23. Hadoop Streaming uses Unix standard streams as the interface between Hadoop and your program, so you can use any language that can read standard input and write to standard output to write your MapReduce program. Map input data is passed over standard input to your map function, which processes it line by line and writes lines to standard output. A map output key-value pair is written as a single tab-delimited line. Input to the reduce function is in the same format—a tab-separated key-value pair—passed over standard input. The reduce function reads lines from standard input, which the framework guarantees are sorted by key, and writes its results to standard output.

24. The Java API is geared toward processing your map function one record at a time. The framework calls the map() method on your Mapper for each record in the input, whereas with Streaming the map program can decide how to process the input. The user’s Java map implementation is “pushed” records, but it’s still possible to consider multiple lines at a time by accumulating previous lines in an instance variable in the Mapper.
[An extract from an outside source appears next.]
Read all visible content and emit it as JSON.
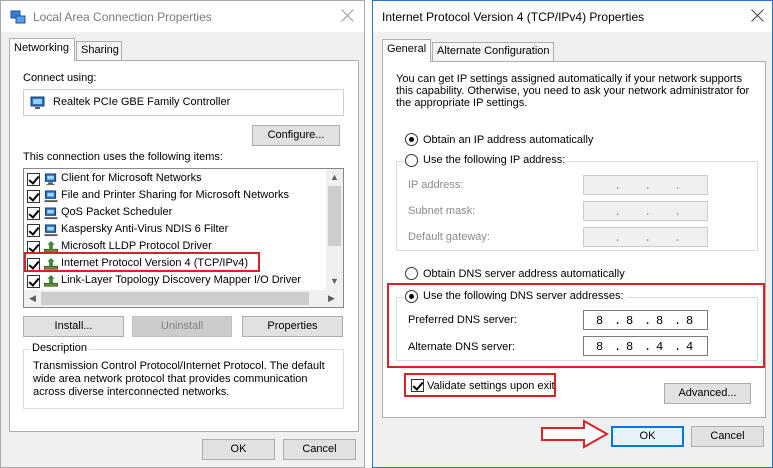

In this case, you need to implement the close() method so that you know when the last record has been read, so you can finish processing the last group of lines.

25. The MapReduce framework ensures that the input keys to the reduce scripts are ordered, so we know that if a key is different from the previous one, we have moved into a new key group. In contrast to the Java API, where you are provided an iterator over each key group, in Streaming you have to find key group boundaries in your program.

26. The hadoop command doesn’t support a Streaming option; instead, you specify the Streaming JAR file along with the jar option. Options to the Streaming program specify the input and output paths, and the map and reduce scripts. This is what it looks like:

% hadoop jar $HADOOP_INSTALL/contrib/streaming/hadoop-*-streaming.jar \

-input input/ncdc/sample.txt \

-output output \

-mapper ch02/src/main/ruby/max_temperature_map.rb \

-reducer ch02/src/main/ruby/max_temperature_reduce.rb

27. Hadoop Pipes is the name of the C++ interface to Hadoop MapReduce. Unlike Streaming, which uses standard input and output to communicate with the map and reduce code, Pipes uses sockets as the channel over which the tasktracker communicates with the process running the C++ map or reduce function. JNI is not used.